Family of Keith Scott, who was killed on Tuesday, said the footage showed Scott was not acting aggressively and said the police shooting did not make sense.
But the family, which on Friday released its own video of the encounter, said the two videos do not answer key questions and said they do not know enough now to form an opinion on whether the officer who killed Scott should be charged.
Charlotte-Mecklenburg Police Chief Kerr Putney announced the release of the video on Saturday as demonstrators gathered in the city for a fifth day demanding that the public be allowed to see clips of the shooting.
Protesters have rejected police statements that Scott, a 43-year-old father of seven, was holding a gun.
In one of the videos, a dashboard-mounted camera from a police car showed Scott exiting his car and then backing away from it. Police shout to him to drop the gun, but it is not clear that Scott is holding anything. Shots then break out and Scott drops to the ground.
A second body-camera video from an officer does not show the moment of shooting. It shows Scott outside his vehicle before he is shot; it is not clear whether he has something in his hand. The officer then moves and Scott is out of view until he is seen on the ground.
Both videos show Scott moving at a measured pace with his hands at his sides.
Scott’s family and family attorneys said the videos showed Scott walking away from law enforcement at the time he was struck by bullets.

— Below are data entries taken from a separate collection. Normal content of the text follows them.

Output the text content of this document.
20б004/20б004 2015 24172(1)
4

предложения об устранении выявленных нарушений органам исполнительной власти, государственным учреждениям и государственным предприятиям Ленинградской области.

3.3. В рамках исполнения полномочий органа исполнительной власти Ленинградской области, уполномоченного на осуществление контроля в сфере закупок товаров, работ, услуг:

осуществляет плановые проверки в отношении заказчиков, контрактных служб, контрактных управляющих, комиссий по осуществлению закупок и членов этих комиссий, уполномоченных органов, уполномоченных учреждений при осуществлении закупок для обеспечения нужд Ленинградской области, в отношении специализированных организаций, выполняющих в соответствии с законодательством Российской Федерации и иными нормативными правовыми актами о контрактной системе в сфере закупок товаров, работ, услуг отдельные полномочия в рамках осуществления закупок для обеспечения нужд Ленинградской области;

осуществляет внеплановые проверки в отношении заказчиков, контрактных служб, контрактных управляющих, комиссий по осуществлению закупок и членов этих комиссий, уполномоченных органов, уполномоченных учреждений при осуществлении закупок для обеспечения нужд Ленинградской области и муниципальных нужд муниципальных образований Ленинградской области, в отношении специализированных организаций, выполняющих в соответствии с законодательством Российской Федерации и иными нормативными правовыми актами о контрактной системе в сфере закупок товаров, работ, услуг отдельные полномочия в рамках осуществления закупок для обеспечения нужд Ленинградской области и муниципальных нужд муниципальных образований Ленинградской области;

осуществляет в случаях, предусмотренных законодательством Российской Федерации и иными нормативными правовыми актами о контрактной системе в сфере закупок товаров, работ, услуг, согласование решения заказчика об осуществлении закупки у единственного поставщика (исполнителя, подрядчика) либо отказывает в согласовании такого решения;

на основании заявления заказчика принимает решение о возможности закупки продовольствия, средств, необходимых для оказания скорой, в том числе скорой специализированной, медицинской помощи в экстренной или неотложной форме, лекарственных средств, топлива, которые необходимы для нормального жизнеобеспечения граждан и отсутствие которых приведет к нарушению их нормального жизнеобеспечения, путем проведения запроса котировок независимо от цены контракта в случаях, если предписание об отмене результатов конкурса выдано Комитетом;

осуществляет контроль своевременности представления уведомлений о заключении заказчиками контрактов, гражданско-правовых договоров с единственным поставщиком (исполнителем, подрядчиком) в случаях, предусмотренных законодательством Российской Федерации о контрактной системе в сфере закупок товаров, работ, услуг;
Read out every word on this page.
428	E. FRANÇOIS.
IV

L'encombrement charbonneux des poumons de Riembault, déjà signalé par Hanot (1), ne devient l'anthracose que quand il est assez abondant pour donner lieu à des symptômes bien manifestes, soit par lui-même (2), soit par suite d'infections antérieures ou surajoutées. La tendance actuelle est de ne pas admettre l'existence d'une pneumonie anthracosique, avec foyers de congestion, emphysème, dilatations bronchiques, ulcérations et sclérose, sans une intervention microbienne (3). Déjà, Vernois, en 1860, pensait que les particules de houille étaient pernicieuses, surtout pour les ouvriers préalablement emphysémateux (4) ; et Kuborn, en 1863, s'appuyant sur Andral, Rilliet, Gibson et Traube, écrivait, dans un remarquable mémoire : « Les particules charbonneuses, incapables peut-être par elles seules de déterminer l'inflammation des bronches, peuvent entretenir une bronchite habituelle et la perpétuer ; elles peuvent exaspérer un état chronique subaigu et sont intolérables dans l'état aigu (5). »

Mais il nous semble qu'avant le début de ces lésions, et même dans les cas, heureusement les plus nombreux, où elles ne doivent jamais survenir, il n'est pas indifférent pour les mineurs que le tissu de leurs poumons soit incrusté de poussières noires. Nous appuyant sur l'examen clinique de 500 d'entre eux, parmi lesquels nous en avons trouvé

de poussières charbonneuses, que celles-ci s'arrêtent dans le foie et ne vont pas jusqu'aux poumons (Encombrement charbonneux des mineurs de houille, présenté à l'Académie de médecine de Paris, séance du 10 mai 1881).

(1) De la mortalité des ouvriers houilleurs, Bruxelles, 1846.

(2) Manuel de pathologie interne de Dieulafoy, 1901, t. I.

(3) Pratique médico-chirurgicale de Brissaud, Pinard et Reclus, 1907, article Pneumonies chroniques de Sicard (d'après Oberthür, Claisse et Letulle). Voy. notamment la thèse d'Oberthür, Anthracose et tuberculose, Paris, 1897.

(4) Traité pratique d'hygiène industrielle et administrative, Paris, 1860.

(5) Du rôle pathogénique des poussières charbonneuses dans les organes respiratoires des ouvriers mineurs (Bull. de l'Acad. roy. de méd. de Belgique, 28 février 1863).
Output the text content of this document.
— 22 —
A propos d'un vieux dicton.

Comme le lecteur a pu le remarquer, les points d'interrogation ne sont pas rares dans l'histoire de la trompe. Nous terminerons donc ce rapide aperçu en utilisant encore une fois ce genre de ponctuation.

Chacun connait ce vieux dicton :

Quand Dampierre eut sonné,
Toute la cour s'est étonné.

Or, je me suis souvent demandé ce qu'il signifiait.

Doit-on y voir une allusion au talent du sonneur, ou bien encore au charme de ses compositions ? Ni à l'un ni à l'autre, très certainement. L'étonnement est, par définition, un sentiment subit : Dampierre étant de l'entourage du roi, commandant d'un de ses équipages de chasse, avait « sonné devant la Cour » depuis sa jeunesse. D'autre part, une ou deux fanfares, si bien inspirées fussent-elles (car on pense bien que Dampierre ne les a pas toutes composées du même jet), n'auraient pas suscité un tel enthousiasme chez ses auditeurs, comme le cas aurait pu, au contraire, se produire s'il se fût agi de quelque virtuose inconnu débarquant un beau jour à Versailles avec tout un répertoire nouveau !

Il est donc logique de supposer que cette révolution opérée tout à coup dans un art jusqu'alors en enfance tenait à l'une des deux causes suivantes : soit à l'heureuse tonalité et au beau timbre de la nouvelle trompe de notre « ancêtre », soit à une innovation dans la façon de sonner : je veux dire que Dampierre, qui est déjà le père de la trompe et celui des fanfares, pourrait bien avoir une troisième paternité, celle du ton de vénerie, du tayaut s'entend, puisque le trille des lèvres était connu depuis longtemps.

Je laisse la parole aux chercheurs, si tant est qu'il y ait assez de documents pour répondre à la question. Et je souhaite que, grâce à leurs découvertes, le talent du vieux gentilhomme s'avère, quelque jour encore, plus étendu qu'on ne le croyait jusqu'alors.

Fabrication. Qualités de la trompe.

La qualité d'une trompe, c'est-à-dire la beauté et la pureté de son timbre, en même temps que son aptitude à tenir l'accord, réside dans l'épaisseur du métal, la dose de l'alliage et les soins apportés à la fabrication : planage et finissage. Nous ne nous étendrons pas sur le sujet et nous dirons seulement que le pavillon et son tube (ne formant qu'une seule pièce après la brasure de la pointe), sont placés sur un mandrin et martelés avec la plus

“He doesn’t appear to be acting aggressively to the officers on the scene” Justin Bamberg, a lawyer for the Scott family, told a news conference.
“Unfortunately we are left with far more questions than we have answers,” Ray Dotch, Scott’s brother-in-law, said. “It does not make sense to us how this incident resulted in the loss of life.”
Dotch, who said that he himself is a member of the media, noted that much of the media attention has focused on what kind of person Scott was, whether “he was a good person.
“Of course he was,” Dotch said, but added that that is not what truly matters. “He was an American citizen who deserved better,” he said.
Scott was shot by Officer Brentley Vinson, who is also black.
Police in a statement on Saturday described Scott as backing away from his vehicle. “Officer Vinson perceived Mr. Scott’s actions and movements as an imminent physical threat to himself and the other officers. Officer Vinson fired his issued service weapon, striking Mr. Scott,” the statement said.
Putney said prior to the release of the footage that the videos themselves were “insufficient” to prove that Scott held a gun, but that the totality of evidence did.
“There is no definitive visual evidence that he had a gun in his hand, you can see something in the hand, and that he pointed it at an officer. That I did not visually see in the video,” Putney said. “But what we do see is compelling evidence that, when you put all the pieces together, supports that.”
Police also released pictures, including one of a handgun it says was recovered at the scene and an ankle holster that police say Scott was wearing.
Another lawyer for the Scott family, Charles Monnett, said, “We don’t know enough of the facts to know whether this officer should be charged.”
The police news conference came as demonstrators on Saturday mounted a fifth day of protests. Demonstrators called for the end of emergency measures imposed on the city this week, the removal of National Guard troops and for officers involved in the incident to be prosecuted.
The shooting of Scott was the latest in a series of deadly police encounters across the country in recent years that has raised questions about the use of force by U.S. law enforcement against African-Americans and other minorities.